Museos colonialistas

La de la arqueología colonial puede ser una historia de rapiña, pero sobre todo es una inmensa historia de amor

Un vendaval recorre Europa: la "descolonización" de los museos arqueológicos. Ya no se puede ver la Niké de Samotracia en París, la piedra Rosetta en Londres o la Puerta de Ishtar en Berlín sin que a muchos les entre la mala conciencia del pasado imperialista del Viejo Continente. Nada se comenta, claro, de los otros imperios homologados y autorizados por nuestra progresía, aquellos que no se forjaron bajo la cruz. Quizás porque éstos no se entretenían en hacer colecciones con las maravillas de los pueblos colonizados, sino que directamente las destruían o dejaban que fuesen pasto de selvas y desiertos. Cuando Europa termine este particular ajuste de cuentas con su pasado, quizás algunos reconozcan lo mucho que ha hecho la arqueología falócrata, machirula y blanca por recuperar y conservar pedruscos, momias, vasijas y papiros que en su momento ignoraron sus supuestos herederos.
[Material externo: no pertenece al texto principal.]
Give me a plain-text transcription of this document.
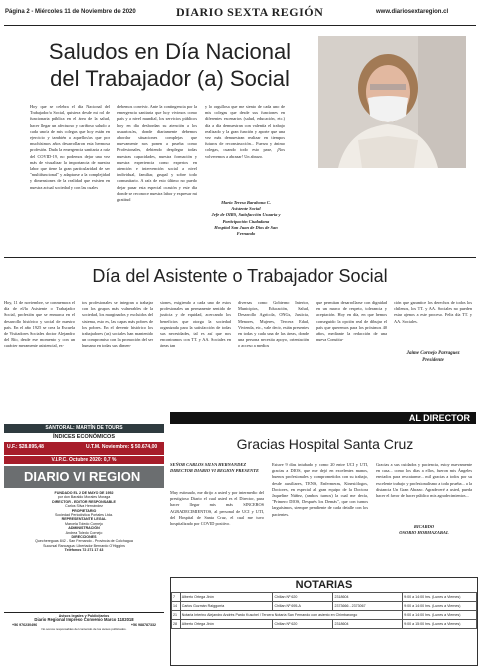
Página 2 - Miércoles 11 de Noviembre de 2020	DIARIO SEXTA REGIÓN	www.diariosextaregion.cl
Saludos en Día Nacional
del Trabajador (a) Social
Hoy que se celebra el día Nacional del Trabajador/a Social, quisiera desde mi rol de funcionaria pública en el área de la salud, hacer llegar un afectuoso y cariñoso saludo a cada uno/a de mis colegas que hoy están en ejercicio y también a aquellos/as que por muchísimos años desarrollaron esta hermosa profesión. Dada la emergencia sanitaria a raíz del COVID-19, no podemos dejar una vez más de visualizar la importancia de nuestra labor que tiene la gran particularidad de ser "multifuncional" y adaptarse a la complejidad y dimensiones de la realidad que existen en nuestra actual sociedad y con las cuales
debemos convivir. Ante la contingencia por la emergencia sanitaria que hoy vivimos como país y a nivel mundial, los servicios públicos hoy en día desbordan su atención a los usuarios/as, donde diariamente debemos abordar situaciones complejas que nuevamente nos ponen a prueba como Profesionales, debiendo desplegar todas nuestras capacidades, nuestra formación y nuestra experiencia como expertos en atención e intervención social a nivel individual, familiar, grupal y sobre todo comunitario. A raíz de esto último no puedo dejar pasar esta especial ocasión y este día donde se reconoce nuestra labor y expresar mi gratitud
y lo orgullosa que me siento de cada uno de mis colegas que desde sus funciones en diferentes escenarios (salud, educación, etc.) día a día demuestran con valentía el trabajo realizado y la gran función y aporte que una vez más demuestran realizar en tiempos futuros de reconstrucción... Fuerza y ánimo colegas, cuando todo esto pase, ¡Nos volveremos a abrazar! Un abrazo.
María Teresa Barahona C.
Asistente Social
Jefe de OIRS, Satisfacción Usuaria y Participación Ciudadana
Hospital San Juan de Dios de San Fernando
Día del Asistente o Trabajador Social
Hoy, 11 de noviembre, se conmemora el día de el/la Asistente o Trabajador Social, profesión que se enmarca en el desarrollo histórico y social de nuestro país. En el año 1925 se crea la Escuela de Visitadores Sociales doctor Alejandro del Río, desde ese momento y con un carácter meramente asistencial, es-
tos profesionales se integran a trabajar con los grupos más vulnerables de la sociedad, los marginados y excluidos del sistema, esto es, las capas más pobres de los pobres. En el devenir histórico los trabajadores (as) sociales han mantenido un compromiso con la promoción del ser humano en todas sus dimen-
siones, exigiendo a cada uno de estos profesionales un permanente sentido de justicia y de equidad, acercando los beneficios que otorga la sociedad organizada para la satisfacción de todas sus necesidades, tal es así que nos encontramos con TT. y AA. Sociales en áreas tan
diversas como Gobierno Interior, Municipios, Educación, Salud, Desarrollo Agrícola, ONGs, Justicia, Menores, Mujeres, Tercera Edad, Vivienda, etc., vale decir, están presentes en todas y cada una de las áreas, donde una persona necesita apoyo, orientación o acceso a medios
que permitan desarrollarse con dignidad en un marco de respeto, tolerancia y aceptación. Hoy en día, en que hemos conseguido la opción real de dibujar el país que queremos para los próximos 40 años, mediante la redacción de una nueva Constitu-
ción que garantice los derechos de todos los chilenos, los TT. y AA. Sociales no pueden estar ajenos a este proceso. Feliz día TT. y AA. Sociales.
Jaime Cornejo Parraguez
Presidente
SANTORAL: MARTÍN DE TOURS
ÍNDICES ECONÓMICOS
U.F.: $28.895,48	U.T.M. Noviembre: $ 50.674,00
V.I.P.C. Octubre 2020: 0,7 %
DIARIO VI REGION
FUNDADO EL 2 DE MAYO DE 1952
por don Baraldo Morales Moraga
DIRECTOR - EDITOR RESPONSABLE
Carlos Silva Hernández
PROPIETARIO
Sociedad Periodística Portales Ltda.
REPRESENTANTE LEGAL
Marcela Toledo Cornejo
ADMINISTRACIÓN
Andrea Toledo Cornejo
DIRECCIONES
Quechereguas 842 - San Fernando - Provincia de Colchagua
Sucursal Rancagua: Libertador Bernardo O'Higgins
Teléfonos 72 271 17 43
Avisos legales y Publicitarios
Diario Regional Impreso Convenio Marco 1102018
+56 976230496	+56 988787332
No somos responsables del contenido de los avisos publicados.
AL DIRECTOR
Gracias Hospital Santa Cruz
SEÑOR CARLOS SILVA HERNANDEZ DIRECTOR DIARIO VI REGION PRESENTE
Muy estimado, me dirijo a usted y por intermedio del prestigioso Diario el cual usted es el Director, para hacer llegar mis más SINCEROS AGRADECIMIENTOS, al personal de UCI y UTI, del Hospital de Santa Cruz, el cual me tuvo hospitalizado por COVID positivo.
Estuve 9 días intubado y como 20 entre UCI y UTI, gracias a DIOS, que me dejó en excelentes manos, buenos profesionales y comprometidos con su trabajo, desde auxiliares, TENS, Enfermeras, Kinesiólogos, Doctores, en especial al gran equipo de la Doctora Jaqueline Núñez, (ambos turnos) la cual me decía, "Primero DIOS, Después los Demás", que con turnos larguísimos, siempre pendiente de cada detalle con los pacientes.
Gracias a sus cuidados y paciencia, estoy nuevamente en casa... como los días a ellos, fueron mis Ángeles enviados para rescatarme... mil gracias a todos por su excelente trabajo y profesionalismo a toda prueba... a la distancia Un Gran Abrazo. Agradeceré a usted, pueda hacer el favor de hacer público mis agradecimientos...
RICARDO
OSORIO HORMAZABAL
NOTARIAS
7	Alberto Ortega Jirón	Chillan Nº 620	2318604	9:00 a 14:00 hrs. (Lunes a Viernes)
14	Carlos Guzmán Raiggorria	Chillan Nº 695-A	2373666 - 2373067	9:00 a 14:00 hrs. (Lunes a Viernes)
21	Notaria Interino Alejandro Andrés Pardo Kuschel / Tercera Notaría San Fernando con asiento en Chimbarongo			9:00 a 14:00 hrs. (Lunes a Viernes)
28	Alberto Ortega Jirón	Chillan Nº 620	2318604	9:00 a 15:00 hrs. (Lunes a Viernes)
A España toda esta rapiña le cogió con el pie cambiado. El siglo XIX, que fue cuando la arqueología experimentó un importante auge científico, fue para ella el de la pérdida de su imperio. Entre guerras civiles, pronunciamientos, debacles, constituciones y tertulias en los cafés, no tuvimos tiempo, recursos, conocimientos ni ganas de dedicarnos a excavar los cerros del fin del mundo. Nos contentamos, como mucho, con algunas excursiones de burro, botijo y pico para descubrir algún castro o tesorillo moro. Es por eso que el gran Museo de América no es el de Madrid, sino el Nacional de Antropología de México. Nadie, sin embargo, denunciará el minucioso saqueo de la memoria material de muchos pueblos indígenas a manos del Estado mexicano, heredero directo y a partes iguales de dos imperios: el azteca y el hispánico.
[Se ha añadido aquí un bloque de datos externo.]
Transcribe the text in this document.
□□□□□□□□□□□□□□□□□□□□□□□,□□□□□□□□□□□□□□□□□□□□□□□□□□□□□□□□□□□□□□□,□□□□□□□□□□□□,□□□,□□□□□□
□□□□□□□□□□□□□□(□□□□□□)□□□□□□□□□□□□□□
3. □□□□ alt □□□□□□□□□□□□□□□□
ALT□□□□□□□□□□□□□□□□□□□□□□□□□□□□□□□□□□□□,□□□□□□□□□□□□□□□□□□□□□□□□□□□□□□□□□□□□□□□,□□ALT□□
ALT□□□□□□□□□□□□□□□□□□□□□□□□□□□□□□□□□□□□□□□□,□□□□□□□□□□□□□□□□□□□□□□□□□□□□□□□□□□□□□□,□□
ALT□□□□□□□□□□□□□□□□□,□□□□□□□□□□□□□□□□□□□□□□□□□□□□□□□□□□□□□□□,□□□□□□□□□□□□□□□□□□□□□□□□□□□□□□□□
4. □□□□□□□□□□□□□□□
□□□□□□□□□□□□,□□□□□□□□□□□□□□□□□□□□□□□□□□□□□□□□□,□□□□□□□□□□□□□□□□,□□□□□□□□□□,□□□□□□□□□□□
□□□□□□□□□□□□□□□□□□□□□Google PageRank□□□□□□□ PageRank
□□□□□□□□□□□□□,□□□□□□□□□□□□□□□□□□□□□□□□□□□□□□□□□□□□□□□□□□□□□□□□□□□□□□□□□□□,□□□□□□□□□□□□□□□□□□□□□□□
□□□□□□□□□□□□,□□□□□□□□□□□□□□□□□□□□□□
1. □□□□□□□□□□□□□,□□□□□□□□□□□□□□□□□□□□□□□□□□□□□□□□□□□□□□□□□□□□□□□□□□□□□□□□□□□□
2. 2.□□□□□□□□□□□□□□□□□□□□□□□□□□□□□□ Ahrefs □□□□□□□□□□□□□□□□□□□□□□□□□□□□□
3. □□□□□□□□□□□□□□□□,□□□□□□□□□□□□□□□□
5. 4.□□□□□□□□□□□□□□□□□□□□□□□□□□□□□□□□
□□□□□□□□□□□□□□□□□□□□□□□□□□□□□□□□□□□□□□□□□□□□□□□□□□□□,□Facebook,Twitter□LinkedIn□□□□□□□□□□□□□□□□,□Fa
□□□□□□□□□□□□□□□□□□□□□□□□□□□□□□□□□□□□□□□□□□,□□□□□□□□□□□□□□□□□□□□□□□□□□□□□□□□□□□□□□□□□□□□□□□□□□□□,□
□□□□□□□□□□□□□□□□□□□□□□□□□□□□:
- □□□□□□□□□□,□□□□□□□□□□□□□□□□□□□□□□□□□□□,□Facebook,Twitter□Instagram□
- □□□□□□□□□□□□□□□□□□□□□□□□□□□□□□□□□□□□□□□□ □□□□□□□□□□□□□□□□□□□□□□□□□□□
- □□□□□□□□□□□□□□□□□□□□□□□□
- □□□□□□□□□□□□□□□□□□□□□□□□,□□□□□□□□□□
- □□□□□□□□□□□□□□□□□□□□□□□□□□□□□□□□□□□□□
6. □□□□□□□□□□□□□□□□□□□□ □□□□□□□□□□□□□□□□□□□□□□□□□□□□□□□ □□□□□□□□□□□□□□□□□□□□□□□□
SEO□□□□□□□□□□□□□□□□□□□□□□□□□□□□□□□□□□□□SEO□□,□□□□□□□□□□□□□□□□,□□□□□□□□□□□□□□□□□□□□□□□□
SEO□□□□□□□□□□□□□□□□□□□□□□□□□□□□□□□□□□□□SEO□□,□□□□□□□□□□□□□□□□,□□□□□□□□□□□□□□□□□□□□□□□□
El mundo debería agradecerle a Europa la gran cantidad de talento y medios que dedicó a salvaguardar una memoria arqueológica que sus pretendidos propietarios despreciaban. Es cierto que gran parte de estos museos (El Louvre, el Británico o el de Pérgamo) eran, como la flota de guerra, una cuestión de prestigio, de mostrar al mundo el poderío imperial de las naciones. Pero eso nunca podrá esconder la devoción y fascinación con la que tantos arqueólogos europeos estudiaron las antiguas civilizaciones del mundo, y el entusiasmo con que recibían sus piezas más importantes la población en general. La de la arqueología colonial puede ser una historia de rapiña y saqueo, pero sobre todo es una inmensa historia de amor.